Der Seelenmaler

 

 

Der zehnte Bruder war der Seelenmaler.

Der Seelenmaler malte Seelen. Weil aber Seelen eigentlich unsichtbar sind (außer, wenn man sie sieht), malte der Seelenmaler mit Farben, die eigentlich unsichtbar sind. Die Seelenbilder, die der Seelenmaler malte, waren wunderschön, weil er nur wunderschöne Seelen malte.

Und wunderschöne Seelen kann man nur malen (oder sehen), wenn man selbst eine wunderschöne Seele hat.

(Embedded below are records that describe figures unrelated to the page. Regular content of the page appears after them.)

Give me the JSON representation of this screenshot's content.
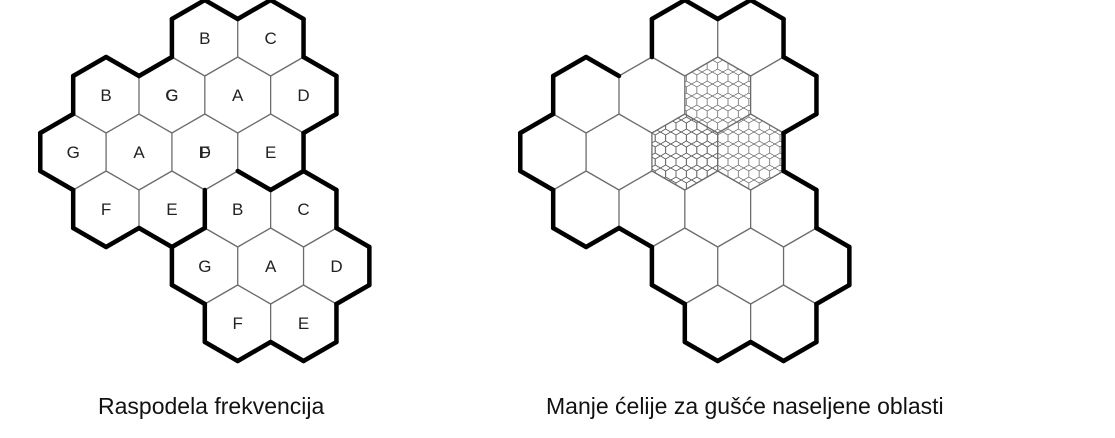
{
  "left_diagram": {
    "caption": "Raspodela frekvencija",
    "clusters": [
      {
        "cells": [
          "A",
          "B",
          "C",
          "D",
          "E",
          "F",
          "G"
        ]
      },
      {
        "cells": [
          "A",
          "B",
          "C",
          "D",
          "E",
          "F",
          "G"
        ]
      },
      {
        "cells": [
          "A",
          "B",
          "C",
          "D",
          "E",
          "F",
          "G"
        ]
      }
    ]
  },
  "right_diagram": {
    "caption": "Manje ćelije za gušće naseljene oblasti",
    "subdivided_cells": 3
  }
}
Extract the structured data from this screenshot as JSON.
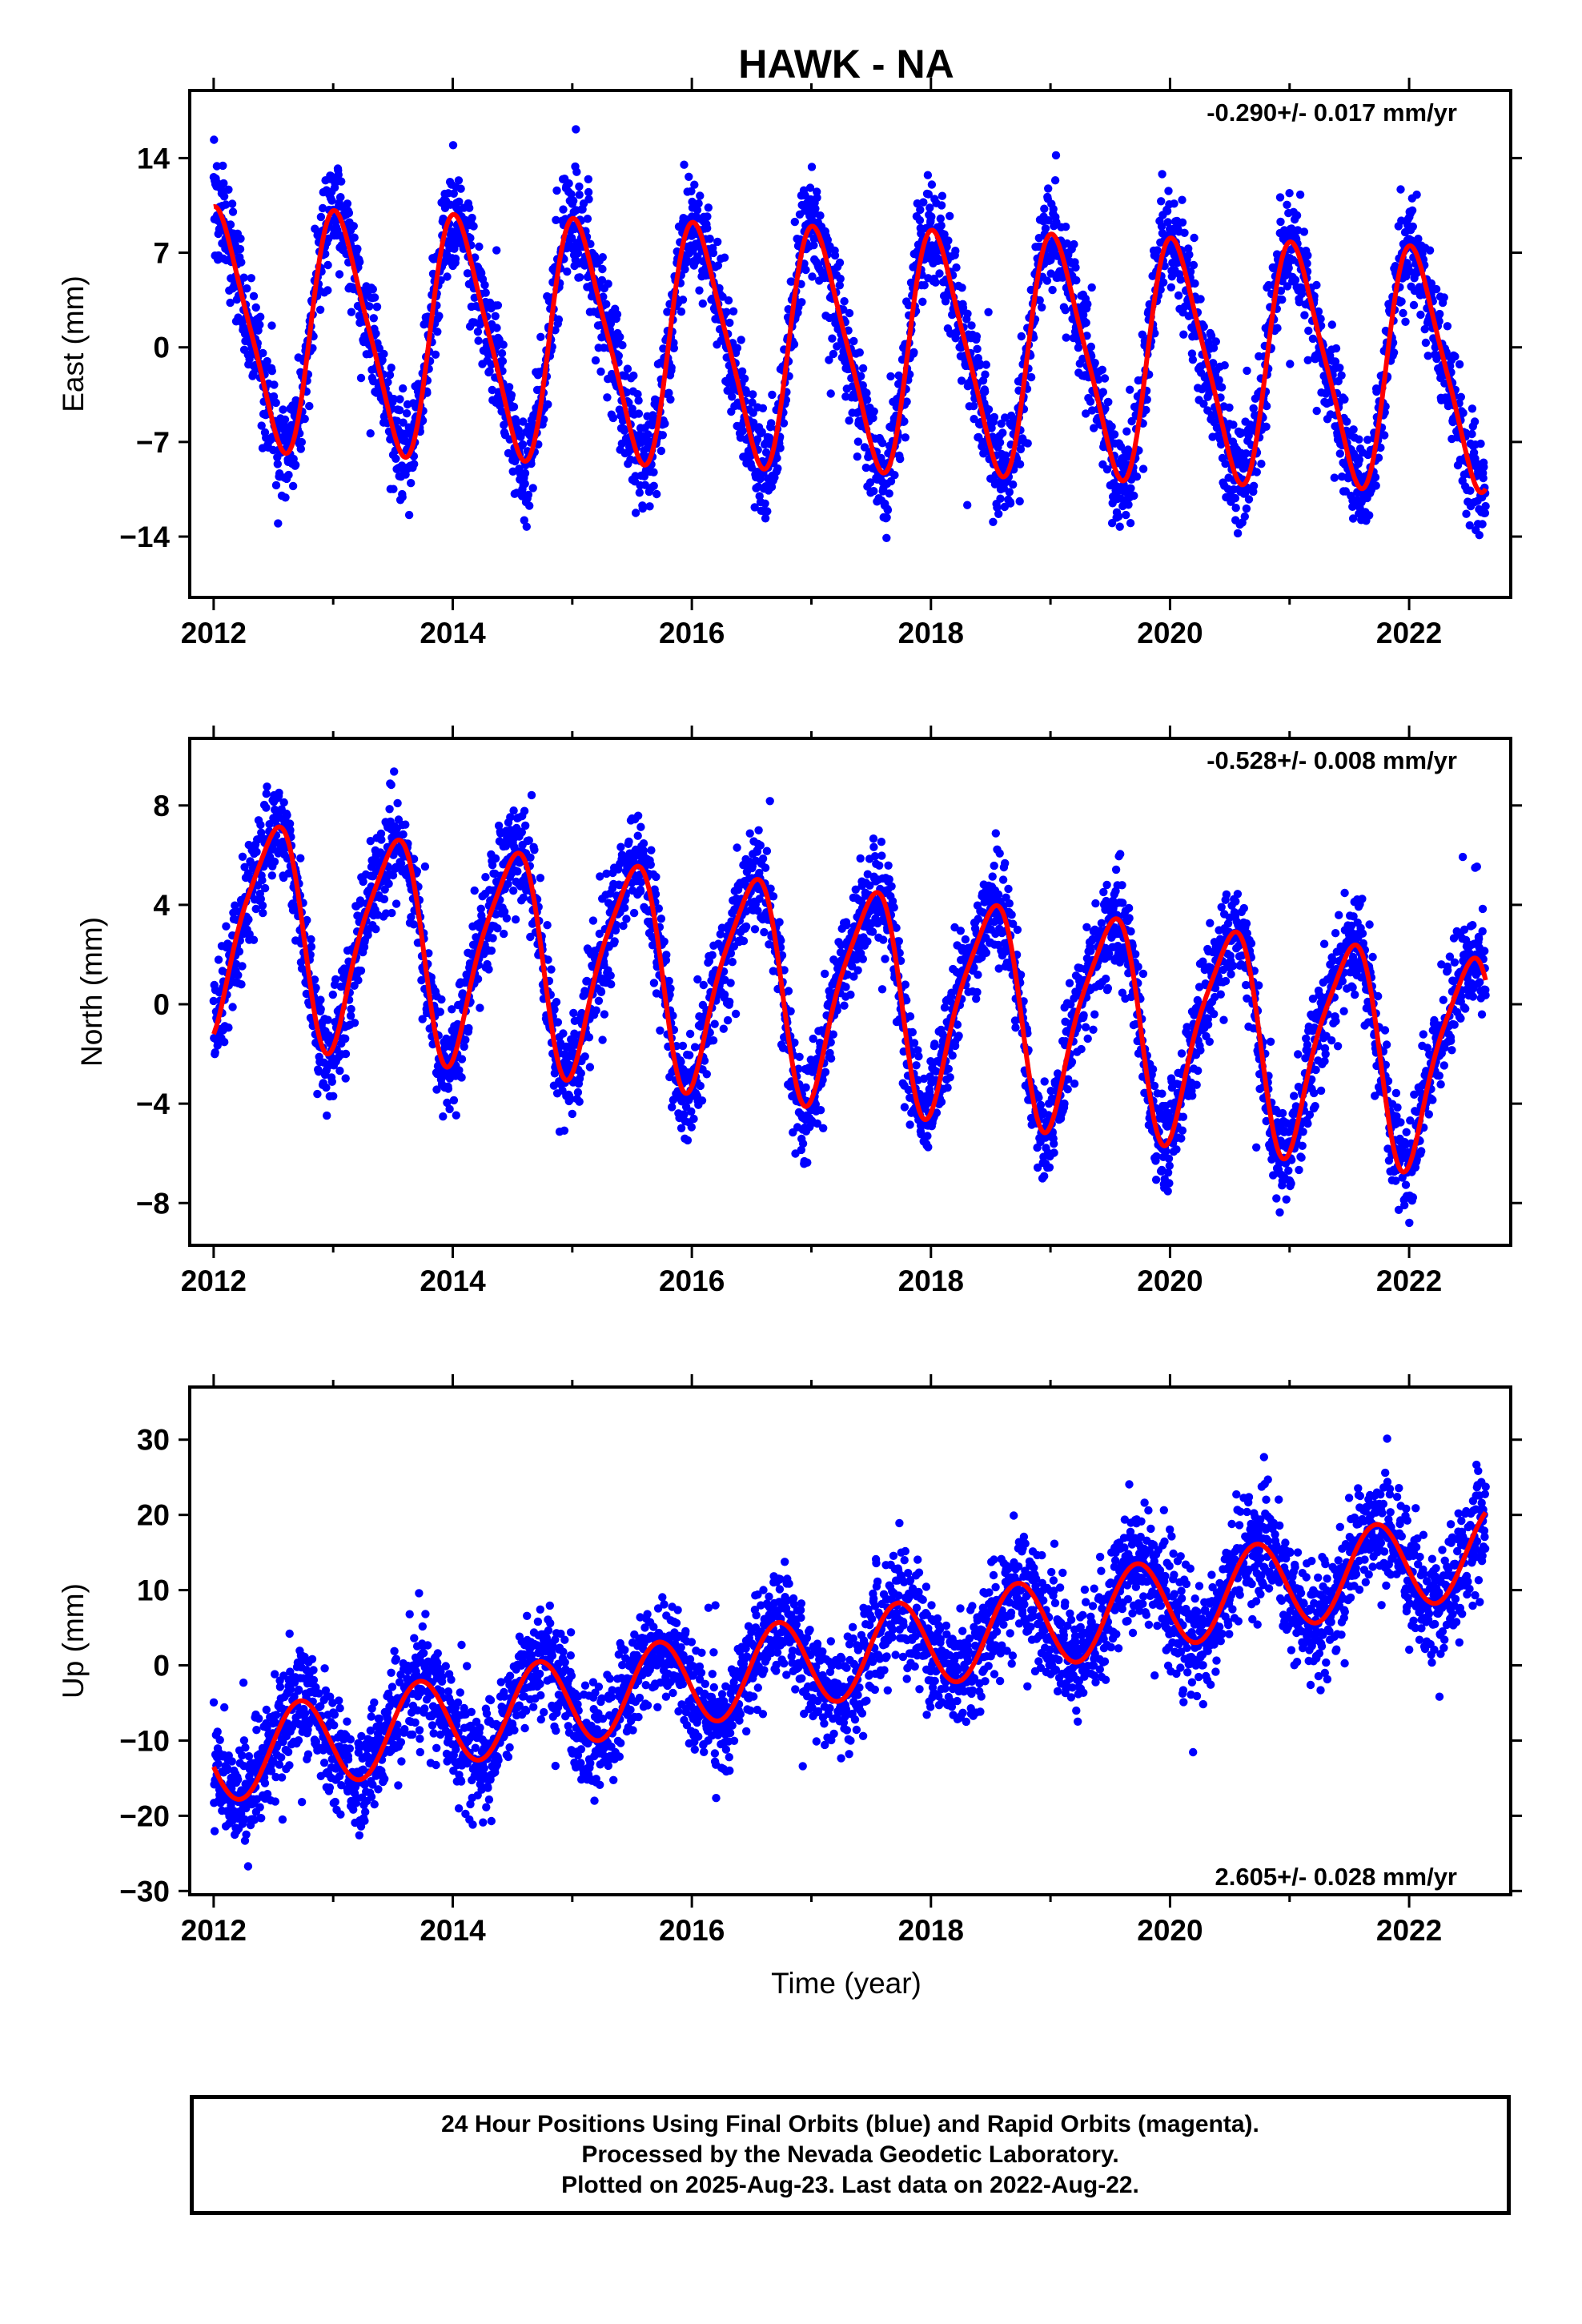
{
  "title": "HAWK - NA",
  "colors": {
    "points": "#0000ff",
    "fit": "#ff0000",
    "frame": "#000000"
  },
  "chart_data": [
    {
      "type": "scatter",
      "name": "east",
      "ylabel": "East (mm)",
      "xlabel": "",
      "xlim": [
        2011.8,
        2022.85
      ],
      "ylim": [
        -18.5,
        19.0
      ],
      "xticks": [
        2012,
        2014,
        2016,
        2018,
        2020,
        2022
      ],
      "yticks": [
        -14,
        -7,
        0,
        7,
        14
      ],
      "ytick_labels": [
        "−14",
        "−7",
        "0",
        "7",
        "14"
      ],
      "annotation": "-0.290+/- 0.017 mm/yr",
      "annotation_position": "top-right",
      "model": {
        "t_start": 2012.0,
        "t_end": 2022.64,
        "intercept_at_t0": 1.4,
        "trend": -0.29,
        "annual_sin": 3.0,
        "annual_cos": 8.0,
        "semiannual_sin": -1.2,
        "semiannual_cos": 1.0,
        "scatter_sigma": 2.0,
        "samples_per_year": 340
      }
    },
    {
      "type": "scatter",
      "name": "north",
      "ylabel": "North (mm)",
      "xlabel": "",
      "xlim": [
        2011.8,
        2022.85
      ],
      "ylim": [
        -9.7,
        10.7
      ],
      "xticks": [
        2012,
        2014,
        2016,
        2018,
        2020,
        2022
      ],
      "yticks": [
        -8,
        -4,
        0,
        4,
        8
      ],
      "ytick_labels": [
        "−8",
        "−4",
        "0",
        "4",
        "8"
      ],
      "annotation": "-0.528+/- 0.008 mm/yr",
      "annotation_position": "top-right",
      "model": {
        "t_start": 2012.0,
        "t_end": 2022.64,
        "intercept_at_t0": 3.3,
        "trend": -0.528,
        "annual_sin": 0.3,
        "annual_cos": -4.2,
        "semiannual_sin": 0.8,
        "semiannual_cos": -0.3,
        "scatter_sigma": 1.05,
        "samples_per_year": 340
      }
    },
    {
      "type": "scatter",
      "name": "up",
      "ylabel": "Up (mm)",
      "xlabel": "Time (year)",
      "xlim": [
        2011.8,
        2022.85
      ],
      "ylim": [
        -30.5,
        37.0
      ],
      "xticks": [
        2012,
        2014,
        2016,
        2018,
        2020,
        2022
      ],
      "yticks": [
        -30,
        -20,
        -10,
        0,
        10,
        20,
        30
      ],
      "ytick_labels": [
        "−30",
        "−20",
        "−10",
        "0",
        "10",
        "20",
        "30"
      ],
      "annotation": "2.605+/- 0.028 mm/yr",
      "annotation_position": "bottom-right",
      "model": {
        "t_start": 2012.0,
        "t_end": 2022.64,
        "intercept_at_t0": -12.5,
        "trend": 2.605,
        "annual_sin": -5.8,
        "annual_cos": -1.0,
        "semiannual_sin": 0.0,
        "semiannual_cos": 0.0,
        "scatter_sigma": 3.8,
        "samples_per_year": 340
      }
    }
  ],
  "caption": {
    "line1": "24 Hour Positions Using Final Orbits (blue) and Rapid Orbits (magenta).",
    "line2": "Processed by the Nevada Geodetic Laboratory.",
    "line3": "Plotted on 2025-Aug-23. Last data on 2022-Aug-22."
  }
}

»Wenn ich andere Seelen malen würde«, sagte der Seelenmaler zu seinen Brüdern, »zum Beispiel giftgrüne oder neidgelbe oder kohlrabenschwarze, dann könntet ihr sie viel leichter sehen. Aber alles, was ihr sehen würdet, wäre Giftgrün oder Neidgelb oder Kohlrabenschwarz. Wollt ihr das?«

»Nein«, sagten seine Brüder, »das wollen wir nicht.«

 

Also malte der Seelenmaler weiter an seinen wunderschönen Bildern von wunderschönen Seelen. Und sehen konnte man sie nur, wenn man ihm in die Augen sah.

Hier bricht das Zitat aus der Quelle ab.